Dial back the beauty, boys.
The true story of a father dealing with his son’s methamphetamine addiction, “Beautiful Boy” seems to take its title less from the John Lennon song than its picturesque California setting.
For every scene showing a life destroyed by drugs, there’s another happy-go-lucky chat set in the most gorgeous kitchen you’ve ever laid eyes on. Why focus on pain when you can gawk at a tile backsplash?
Sure, an 18-year-old meth addict can grow up in an HGTV dream house, but it’s the filmmakers’ job to make that abode fit the traumatic circumstances surrounding it. They haven’t. Belgian director Felix Van Groeningen has delivered too safe a movie, which fights against two terrific actors bravely baring their souls.
Steve Carell plays David Sheff, a freelance journalist and doting dad to three kids, including teenage Nic (Timothée Chalamet), an aspiring writer. The film jumps back and forth through time as we watch Nic as an affectionate tyke, who can barely go two seconds without hugging his dad, juxtaposed with a turbulent teenage rebel whose mind has been warped by crystal meth. The contrast, which Chalamet plays with great vulnerability, is heart-wrenching.
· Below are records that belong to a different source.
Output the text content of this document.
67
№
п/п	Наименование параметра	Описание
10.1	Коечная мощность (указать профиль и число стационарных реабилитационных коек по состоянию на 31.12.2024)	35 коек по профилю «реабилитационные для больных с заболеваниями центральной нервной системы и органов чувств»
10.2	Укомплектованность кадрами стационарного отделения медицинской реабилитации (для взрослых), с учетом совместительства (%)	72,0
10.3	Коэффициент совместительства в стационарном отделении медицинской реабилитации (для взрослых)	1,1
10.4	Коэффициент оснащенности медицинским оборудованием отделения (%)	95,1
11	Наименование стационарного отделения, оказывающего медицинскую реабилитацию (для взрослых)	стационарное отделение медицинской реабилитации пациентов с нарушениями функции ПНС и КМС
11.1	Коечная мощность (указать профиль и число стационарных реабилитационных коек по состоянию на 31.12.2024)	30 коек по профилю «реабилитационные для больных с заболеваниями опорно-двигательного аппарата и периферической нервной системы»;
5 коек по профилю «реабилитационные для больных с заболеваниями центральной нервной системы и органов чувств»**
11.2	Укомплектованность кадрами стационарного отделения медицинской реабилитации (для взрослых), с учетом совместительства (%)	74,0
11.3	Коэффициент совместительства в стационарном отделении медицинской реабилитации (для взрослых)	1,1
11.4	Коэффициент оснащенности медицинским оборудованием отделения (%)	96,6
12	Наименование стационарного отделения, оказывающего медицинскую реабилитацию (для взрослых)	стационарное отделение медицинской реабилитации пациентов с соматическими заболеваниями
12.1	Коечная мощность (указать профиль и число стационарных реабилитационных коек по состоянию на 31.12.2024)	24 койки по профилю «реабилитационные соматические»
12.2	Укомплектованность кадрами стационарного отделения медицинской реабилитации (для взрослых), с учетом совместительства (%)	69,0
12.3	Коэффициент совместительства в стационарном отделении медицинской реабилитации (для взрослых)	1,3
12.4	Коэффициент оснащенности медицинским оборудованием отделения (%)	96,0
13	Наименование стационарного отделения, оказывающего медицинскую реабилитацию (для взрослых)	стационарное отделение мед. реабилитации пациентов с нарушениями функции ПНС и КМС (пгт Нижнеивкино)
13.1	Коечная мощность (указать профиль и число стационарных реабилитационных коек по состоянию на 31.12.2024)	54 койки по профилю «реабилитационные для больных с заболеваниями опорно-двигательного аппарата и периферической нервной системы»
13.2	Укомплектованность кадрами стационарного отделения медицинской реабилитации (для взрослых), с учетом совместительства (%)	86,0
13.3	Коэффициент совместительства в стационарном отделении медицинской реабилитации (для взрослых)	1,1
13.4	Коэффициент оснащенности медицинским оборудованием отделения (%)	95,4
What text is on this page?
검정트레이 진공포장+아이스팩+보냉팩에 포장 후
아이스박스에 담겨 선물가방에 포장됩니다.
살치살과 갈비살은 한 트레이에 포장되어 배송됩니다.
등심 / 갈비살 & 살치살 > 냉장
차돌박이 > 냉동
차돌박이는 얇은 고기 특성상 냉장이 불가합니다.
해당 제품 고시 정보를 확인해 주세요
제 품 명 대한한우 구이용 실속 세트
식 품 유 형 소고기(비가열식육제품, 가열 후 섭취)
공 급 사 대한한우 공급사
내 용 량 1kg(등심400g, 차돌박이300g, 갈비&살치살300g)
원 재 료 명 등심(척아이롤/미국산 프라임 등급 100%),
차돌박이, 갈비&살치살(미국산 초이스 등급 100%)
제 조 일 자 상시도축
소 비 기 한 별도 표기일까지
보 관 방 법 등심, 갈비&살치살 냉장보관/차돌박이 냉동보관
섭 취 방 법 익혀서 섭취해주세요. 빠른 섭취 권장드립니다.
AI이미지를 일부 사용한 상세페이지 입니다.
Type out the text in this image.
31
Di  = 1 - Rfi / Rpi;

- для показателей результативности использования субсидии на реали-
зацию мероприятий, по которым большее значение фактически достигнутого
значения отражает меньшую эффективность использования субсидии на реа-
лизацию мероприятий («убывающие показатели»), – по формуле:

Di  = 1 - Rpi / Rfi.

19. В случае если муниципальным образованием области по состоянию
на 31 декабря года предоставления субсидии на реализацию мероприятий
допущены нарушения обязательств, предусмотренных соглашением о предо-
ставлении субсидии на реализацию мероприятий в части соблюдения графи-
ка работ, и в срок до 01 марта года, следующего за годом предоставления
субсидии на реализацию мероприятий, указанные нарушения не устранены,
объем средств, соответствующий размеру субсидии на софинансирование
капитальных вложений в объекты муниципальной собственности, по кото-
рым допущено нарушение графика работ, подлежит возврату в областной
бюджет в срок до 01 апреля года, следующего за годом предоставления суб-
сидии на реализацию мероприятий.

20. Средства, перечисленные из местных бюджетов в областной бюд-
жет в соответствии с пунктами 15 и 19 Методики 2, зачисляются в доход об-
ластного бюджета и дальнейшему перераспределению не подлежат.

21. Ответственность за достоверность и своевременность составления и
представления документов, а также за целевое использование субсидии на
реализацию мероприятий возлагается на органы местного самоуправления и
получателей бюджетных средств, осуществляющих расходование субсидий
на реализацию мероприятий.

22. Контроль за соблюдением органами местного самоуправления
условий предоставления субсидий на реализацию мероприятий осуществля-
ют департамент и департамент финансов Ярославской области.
The movie stays admirably true to the lives its based on, by showing the many, many times Nic relapses. “Relapse is part of recovery” is said a few times, and Nic’s story sadly follows that rule. Just when you think his life is on track, he has a moment of weakness and is back at square one, stealing his toddler brother’s savings and stumbling around the streets of San Francisco. The same situation plays out over and over, straining the ability of his father and stepmother (a strong, but warm Maura Tierney) to care. Some moviegoers won’t like the uncertain final scene, but it’s spot on.
So is Carell. I finally came around to the actor doing serious roles during last year’s “Last Flag Flying,” when he shed all the comic enormity of Michael Scott and Evan Baxter and played a Vietnam veteran burying his son. Carell’s niche right now isn’t awkward anchormen, but parents going through hell.
He makes a believable dad to the equally moving Chalamet, who writhes, screams and cries, but never showboats. The perfect pair is better than this movie.